Tomas Saraceno, Cosmic Jive: the Spider Session at Museo di Villa Croce, Genoa – Italy, 2014. Curators: Luca Cerizza and Ilaria Bonacossa. Courtesy: Tomás Saraceno; Pinksummer contemporary art, Genoa; Tanya Bonakdar Gallery, New York; Andersen’s Contemporary, Copenhagen, Esther Schipper Gallery, Berlin.

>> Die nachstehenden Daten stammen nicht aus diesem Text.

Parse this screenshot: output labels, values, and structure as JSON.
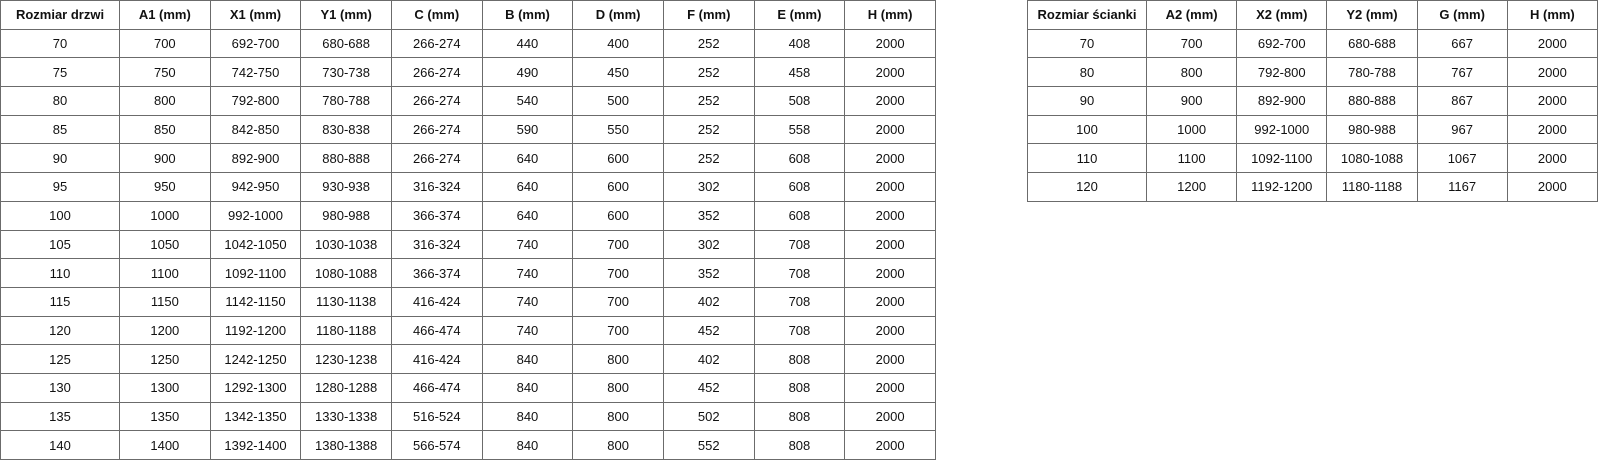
{
  "doors_table": {
    "headers": [
      "Rozmiar drzwi",
      "A1 (mm)",
      "X1 (mm)",
      "Y1 (mm)",
      "C (mm)",
      "B (mm)",
      "D (mm)",
      "F (mm)",
      "E (mm)",
      "H (mm)"
    ],
    "rows": [
      [
        "70",
        "700",
        "692-700",
        "680-688",
        "266-274",
        "440",
        "400",
        "252",
        "408",
        "2000"
      ],
      [
        "75",
        "750",
        "742-750",
        "730-738",
        "266-274",
        "490",
        "450",
        "252",
        "458",
        "2000"
      ],
      [
        "80",
        "800",
        "792-800",
        "780-788",
        "266-274",
        "540",
        "500",
        "252",
        "508",
        "2000"
      ],
      [
        "85",
        "850",
        "842-850",
        "830-838",
        "266-274",
        "590",
        "550",
        "252",
        "558",
        "2000"
      ],
      [
        "90",
        "900",
        "892-900",
        "880-888",
        "266-274",
        "640",
        "600",
        "252",
        "608",
        "2000"
      ],
      [
        "95",
        "950",
        "942-950",
        "930-938",
        "316-324",
        "640",
        "600",
        "302",
        "608",
        "2000"
      ],
      [
        "100",
        "1000",
        "992-1000",
        "980-988",
        "366-374",
        "640",
        "600",
        "352",
        "608",
        "2000"
      ],
      [
        "105",
        "1050",
        "1042-1050",
        "1030-1038",
        "316-324",
        "740",
        "700",
        "302",
        "708",
        "2000"
      ],
      [
        "110",
        "1100",
        "1092-1100",
        "1080-1088",
        "366-374",
        "740",
        "700",
        "352",
        "708",
        "2000"
      ],
      [
        "115",
        "1150",
        "1142-1150",
        "1130-1138",
        "416-424",
        "740",
        "700",
        "402",
        "708",
        "2000"
      ],
      [
        "120",
        "1200",
        "1192-1200",
        "1180-1188",
        "466-474",
        "740",
        "700",
        "452",
        "708",
        "2000"
      ],
      [
        "125",
        "1250",
        "1242-1250",
        "1230-1238",
        "416-424",
        "840",
        "800",
        "402",
        "808",
        "2000"
      ],
      [
        "130",
        "1300",
        "1292-1300",
        "1280-1288",
        "466-474",
        "840",
        "800",
        "452",
        "808",
        "2000"
      ],
      [
        "135",
        "1350",
        "1342-1350",
        "1330-1338",
        "516-524",
        "840",
        "800",
        "502",
        "808",
        "2000"
      ],
      [
        "140",
        "1400",
        "1392-1400",
        "1380-1388",
        "566-574",
        "840",
        "800",
        "552",
        "808",
        "2000"
      ]
    ]
  },
  "wall_table": {
    "headers": [
      "Rozmiar ścianki",
      "A2 (mm)",
      "X2 (mm)",
      "Y2 (mm)",
      "G (mm)",
      "H (mm)"
    ],
    "rows": [
      [
        "70",
        "700",
        "692-700",
        "680-688",
        "667",
        "2000"
      ],
      [
        "80",
        "800",
        "792-800",
        "780-788",
        "767",
        "2000"
      ],
      [
        "90",
        "900",
        "892-900",
        "880-888",
        "867",
        "2000"
      ],
      [
        "100",
        "1000",
        "992-1000",
        "980-988",
        "967",
        "2000"
      ],
      [
        "110",
        "1100",
        "1092-1100",
        "1080-1088",
        "1067",
        "2000"
      ],
      [
        "120",
        "1200",
        "1192-1200",
        "1180-1188",
        "1167",
        "2000"
      ]
    ]
  }
}
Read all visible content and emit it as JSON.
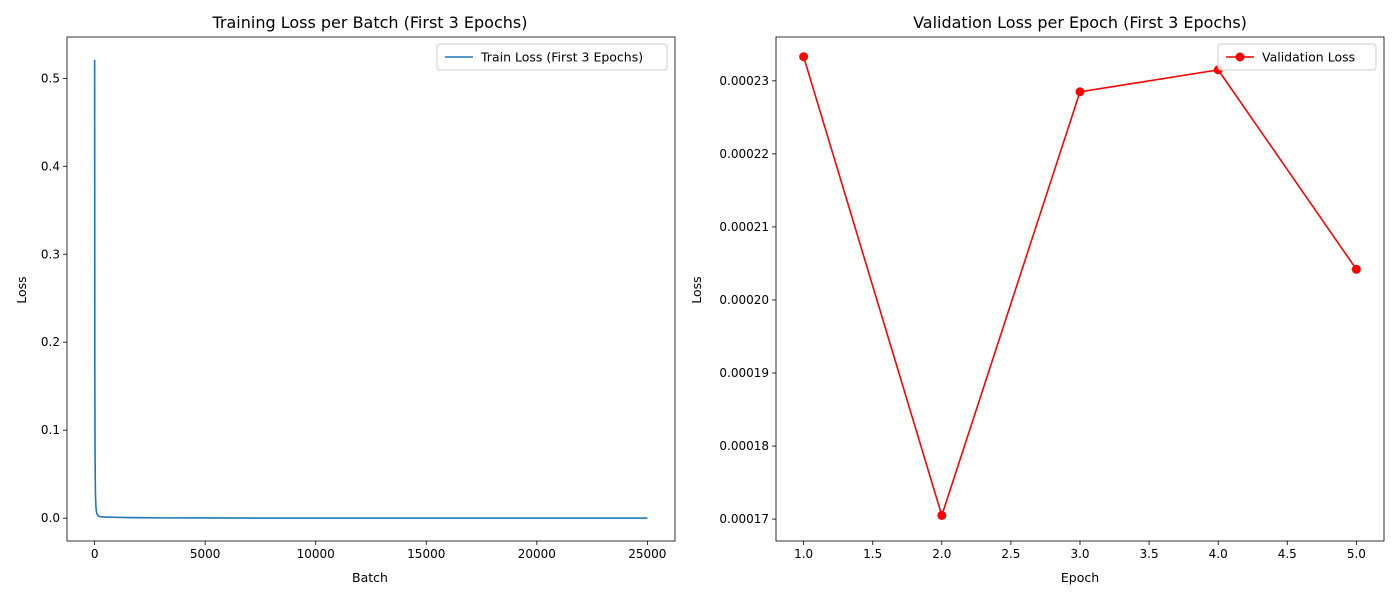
{
  "chart_data": [
    {
      "type": "line",
      "title": "Training Loss per Batch (First 3 Epochs)",
      "xlabel": "Batch",
      "ylabel": "Loss",
      "xlim": [
        -1250,
        26250
      ],
      "ylim": [
        -0.026,
        0.547
      ],
      "xticks": [
        0,
        5000,
        10000,
        15000,
        20000,
        25000
      ],
      "xtick_labels": [
        "0",
        "5000",
        "10000",
        "15000",
        "20000",
        "25000"
      ],
      "yticks": [
        0.0,
        0.1,
        0.2,
        0.3,
        0.4,
        0.5
      ],
      "ytick_labels": [
        "0.0",
        "0.1",
        "0.2",
        "0.3",
        "0.4",
        "0.5"
      ],
      "grid": false,
      "legend_position": "top-right",
      "series": [
        {
          "name": "Train Loss (First 3 Epochs)",
          "color": "#1f77b4",
          "marker": "none",
          "x": [
            0,
            5,
            10,
            20,
            30,
            40,
            60,
            80,
            100,
            150,
            200,
            300,
            500,
            800,
            1200,
            2000,
            3000,
            5000,
            8000,
            12000,
            16000,
            20000,
            25000
          ],
          "y": [
            0.521,
            0.3,
            0.15,
            0.07,
            0.04,
            0.025,
            0.012,
            0.008,
            0.005,
            0.003,
            0.002,
            0.0015,
            0.0012,
            0.001,
            0.0008,
            0.0005,
            0.0003,
            0.0002,
            0.0001,
            0.0001,
            0.0001,
            0.0001,
            0.0001
          ]
        }
      ]
    },
    {
      "type": "line",
      "title": "Validation Loss per Epoch (First 3 Epochs)",
      "xlabel": "Epoch",
      "ylabel": "Loss",
      "xlim": [
        0.8,
        5.2
      ],
      "ylim": [
        0.000167,
        0.000236
      ],
      "xticks": [
        1.0,
        1.5,
        2.0,
        2.5,
        3.0,
        3.5,
        4.0,
        4.5,
        5.0
      ],
      "xtick_labels": [
        "1.0",
        "1.5",
        "2.0",
        "2.5",
        "3.0",
        "3.5",
        "4.0",
        "4.5",
        "5.0"
      ],
      "yticks": [
        0.00017,
        0.00018,
        0.00019,
        0.0002,
        0.00021,
        0.00022,
        0.00023
      ],
      "ytick_labels": [
        "0.00017",
        "0.00018",
        "0.00019",
        "0.00020",
        "0.00021",
        "0.00022",
        "0.00023"
      ],
      "grid": false,
      "legend_position": "top-right",
      "series": [
        {
          "name": "Validation Loss",
          "color": "#ff0000",
          "marker": "circle",
          "x": [
            1,
            2,
            3,
            4,
            5
          ],
          "y": [
            0.0002333,
            0.0001705,
            0.0002285,
            0.0002315,
            0.0002042
          ]
        }
      ]
    }
  ]
}
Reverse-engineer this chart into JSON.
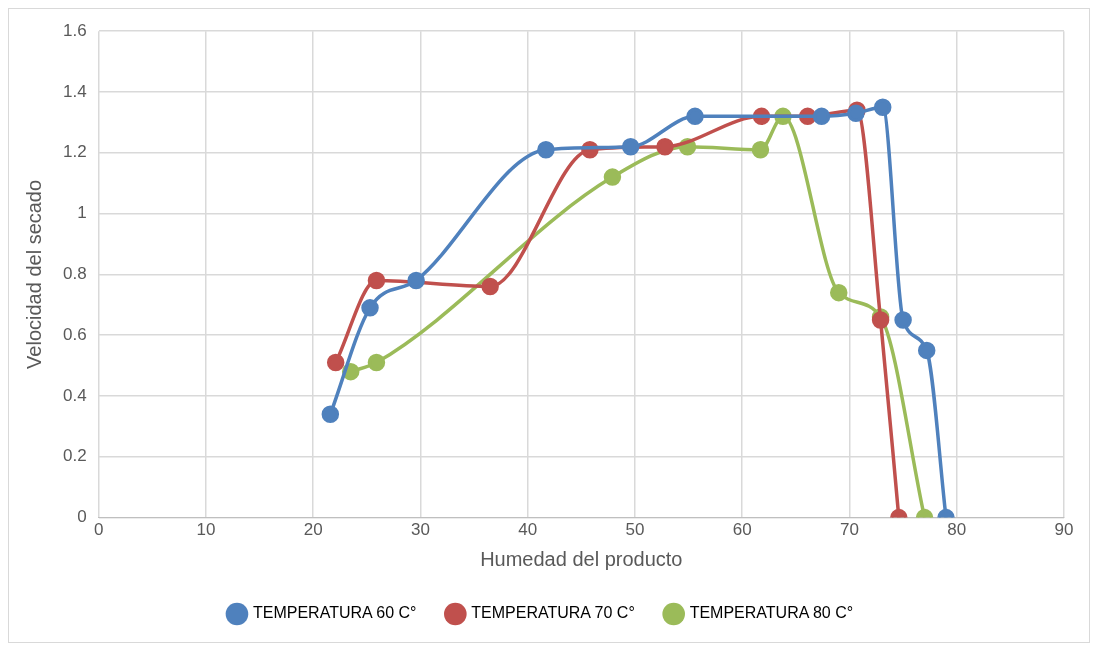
{
  "chart_data": {
    "type": "line",
    "xlabel": "Humedad del producto",
    "ylabel": "Velocidad del secado",
    "xlim": [
      0,
      90
    ],
    "xticks": [
      0,
      10,
      20,
      30,
      40,
      50,
      60,
      70,
      80,
      90
    ],
    "ylim": [
      0,
      1.6
    ],
    "yticks": [
      0,
      0.2,
      0.4,
      0.6,
      0.8,
      1,
      1.2,
      1.4,
      1.6
    ],
    "grid": true,
    "legend": "bottom",
    "marker": "circle",
    "line_style": "solid",
    "series": [
      {
        "name": "TEMPERATURA 60 C°",
        "color": "#4f81bd",
        "x": [
          21.6,
          25.3,
          29.6,
          41.7,
          49.6,
          55.6,
          67.4,
          70.6,
          73.1,
          75.0,
          77.2,
          79.0
        ],
        "values": [
          0.34,
          0.69,
          0.78,
          1.21,
          1.22,
          1.32,
          1.32,
          1.33,
          1.35,
          0.65,
          0.55,
          0
        ]
      },
      {
        "name": "TEMPERATURA 70 C°",
        "color": "#c0504d",
        "x": [
          22.1,
          25.9,
          36.5,
          45.8,
          52.8,
          61.8,
          66.1,
          70.7,
          72.9,
          74.6
        ],
        "values": [
          0.51,
          0.78,
          0.76,
          1.21,
          1.22,
          1.32,
          1.32,
          1.34,
          0.65,
          0
        ]
      },
      {
        "name": "TEMPERATURA 80 C°",
        "color": "#9bbb59",
        "x": [
          23.5,
          25.9,
          47.9,
          54.9,
          61.7,
          63.8,
          69.0,
          72.9,
          77.0
        ],
        "values": [
          0.48,
          0.51,
          1.12,
          1.22,
          1.21,
          1.32,
          0.74,
          0.66,
          0
        ]
      }
    ]
  }
}
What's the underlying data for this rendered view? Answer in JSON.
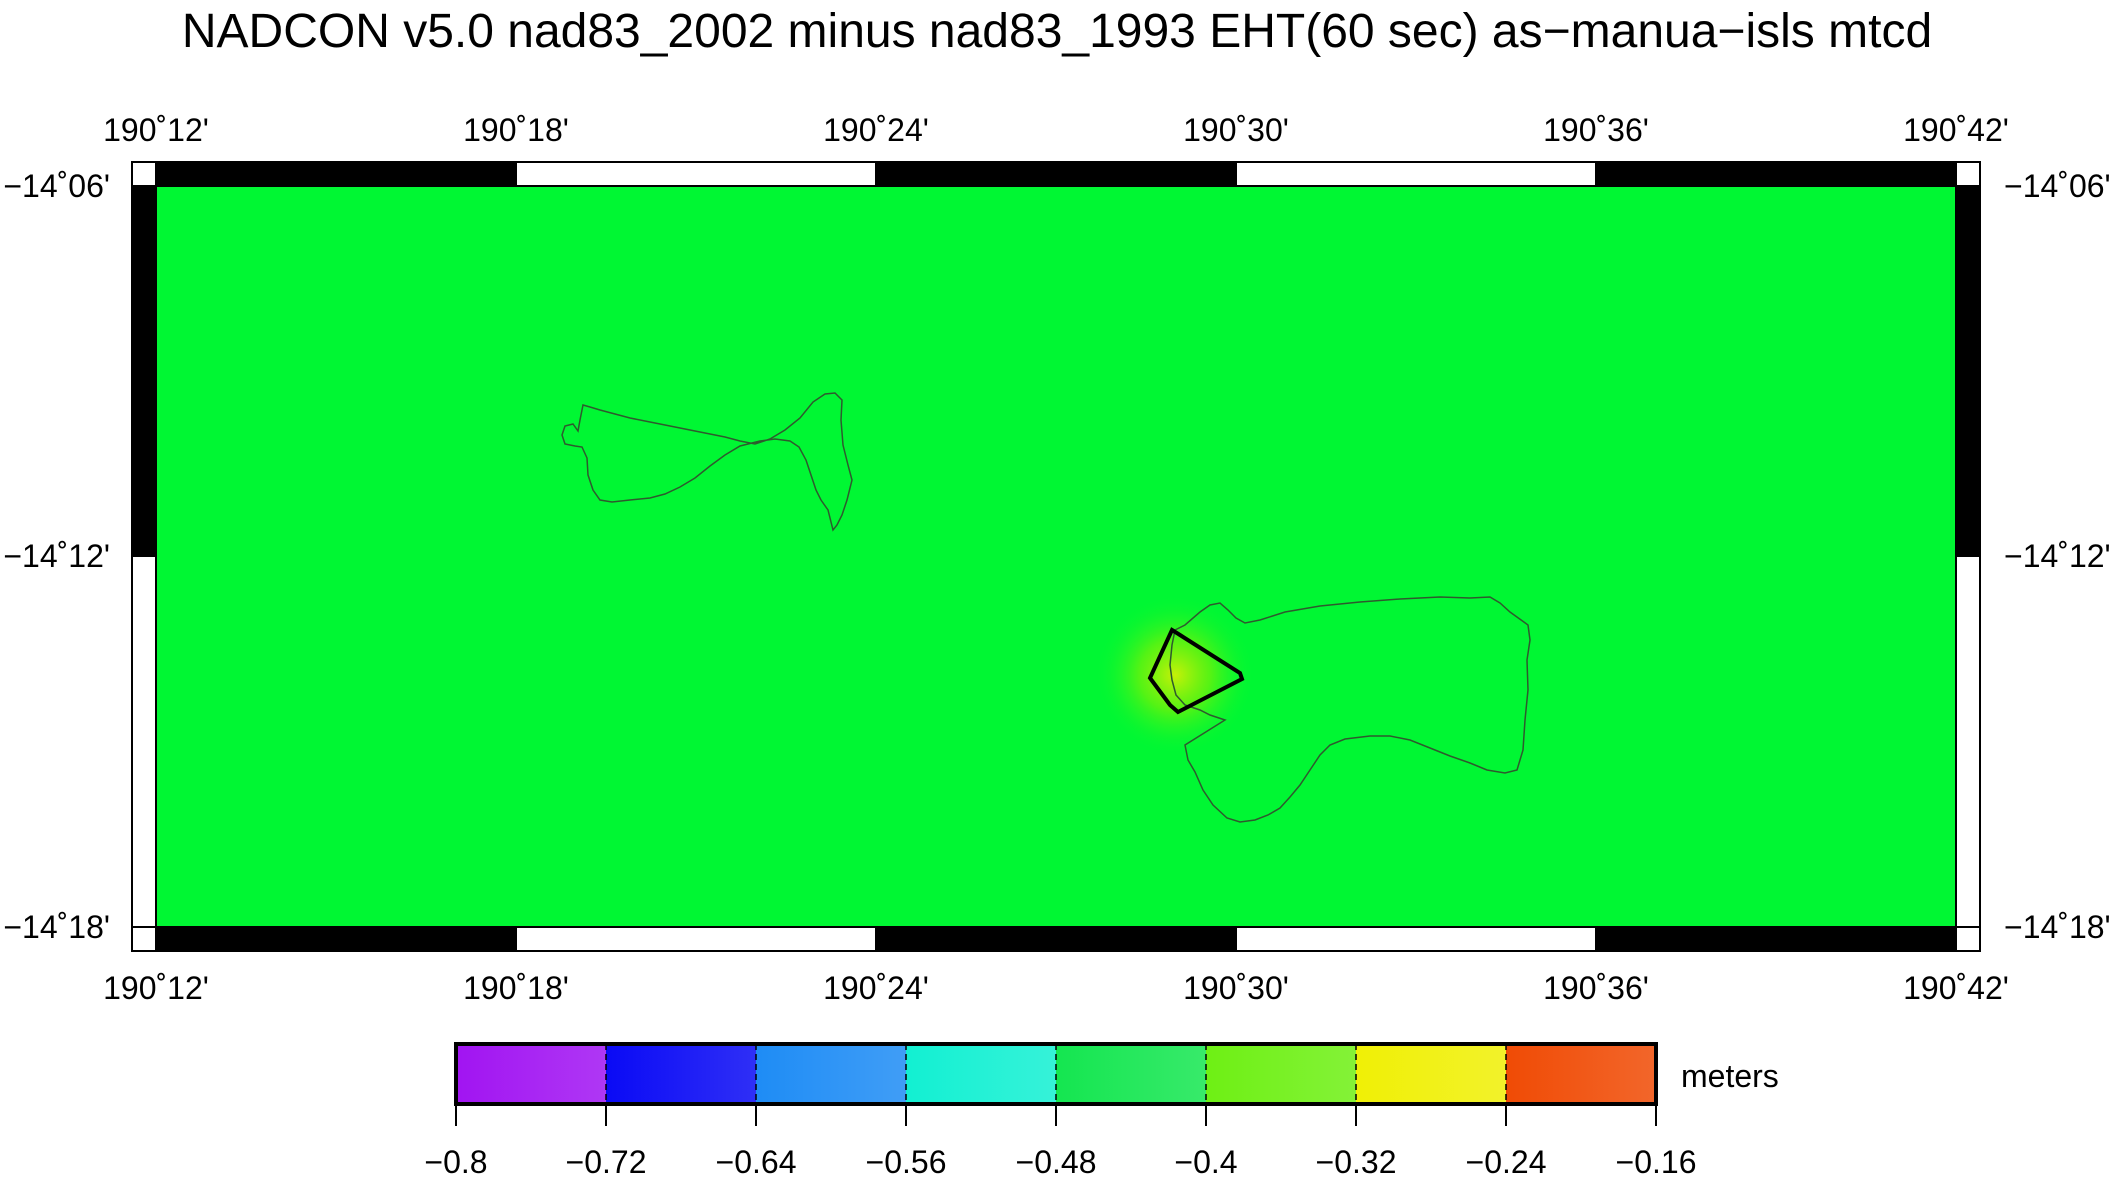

Die Arbeit mit Spinnennetzen weckte in Saraceno die Neugier, zu erfahren, wie alle Fäden eines Netzes miteinander verknüpft sind: Sobald man eins zupfte, fing ein anderes an zu vibrieren. Dieses Konzept erforschte der Künstler mit seinem Werk On Space Time Foam, einer begehbaren Konstruktion aus drei Schichten aus transparentem, mit Luft gefülltem Film. Die Installation wurde im postindustriellen Hangar Bicocca in Mailand ausgestellt. Saraceno hatte für das Projekt erforscht, wie Menschen die Schwerkraft wahrnehmen. Außerdem ist es eine brillante Reflexion der M-Theorie über Paralleluniversen und des Konzepts der sozialen Distanz. Während sich die Besucher der Installation zu verschiedenen Bereichen des Raums bewegten, veränderte sich die Oberfläche der Plastikplane und eine Seite sank nach unten, während sich das andere Ende nach oben wölbte. „Die Installation spielt mit dem Konzept der Proxemik, der Distanz, die du zu anderen wahrst und wie nah du sie heranlässt. Wenn du zu nahekommst, bist du in einer Art sozialem schwarzen Loch gefangen, aus dem man nur sehr schwer wieder rauskommt. Man muss sehr, sehr aufmerksam sein.“
Neben seiner Leidenschaft für futuristische Forschung und Sozialwissenschaften ist Saraceno fasziniert von der Wiederentdeckung alter Technologie, allen voran aus der Luftfahrt. Der Solar-Ballon hat es ihm dabei besonders angetan: „Auf der ganzen Welt gibt es nur acht Stück!“. Einen davon hat Saraceno selbst entwickelt. Er hält den Solarballon für eine ernsthafte Alternative im Transportwesen und sogar für eine Basis für neue Lebensräume im Himmel. Sein Studio ist derzeit auf der Suche nach Partnern, um die wiederbelebte Technologie voranzubringen. „Wenn du eine Stadt aus fliegenden Gebäuden baust, muss sie sehr leicht sein. Mit Hilfe des Windes könnte sie vielleicht sogar selbständig fliegen. Eine Drachenstadt“, sinniert der Künstler, während sein Blick weit in die Ferne schweift.
Tomas Saraceno, 59 steps to be on air by sun power, 2003. Black polyethylene 15 microns, tape, sun. 21m height, 14,5m diameter. Photography by Studio Tomás Saraceno.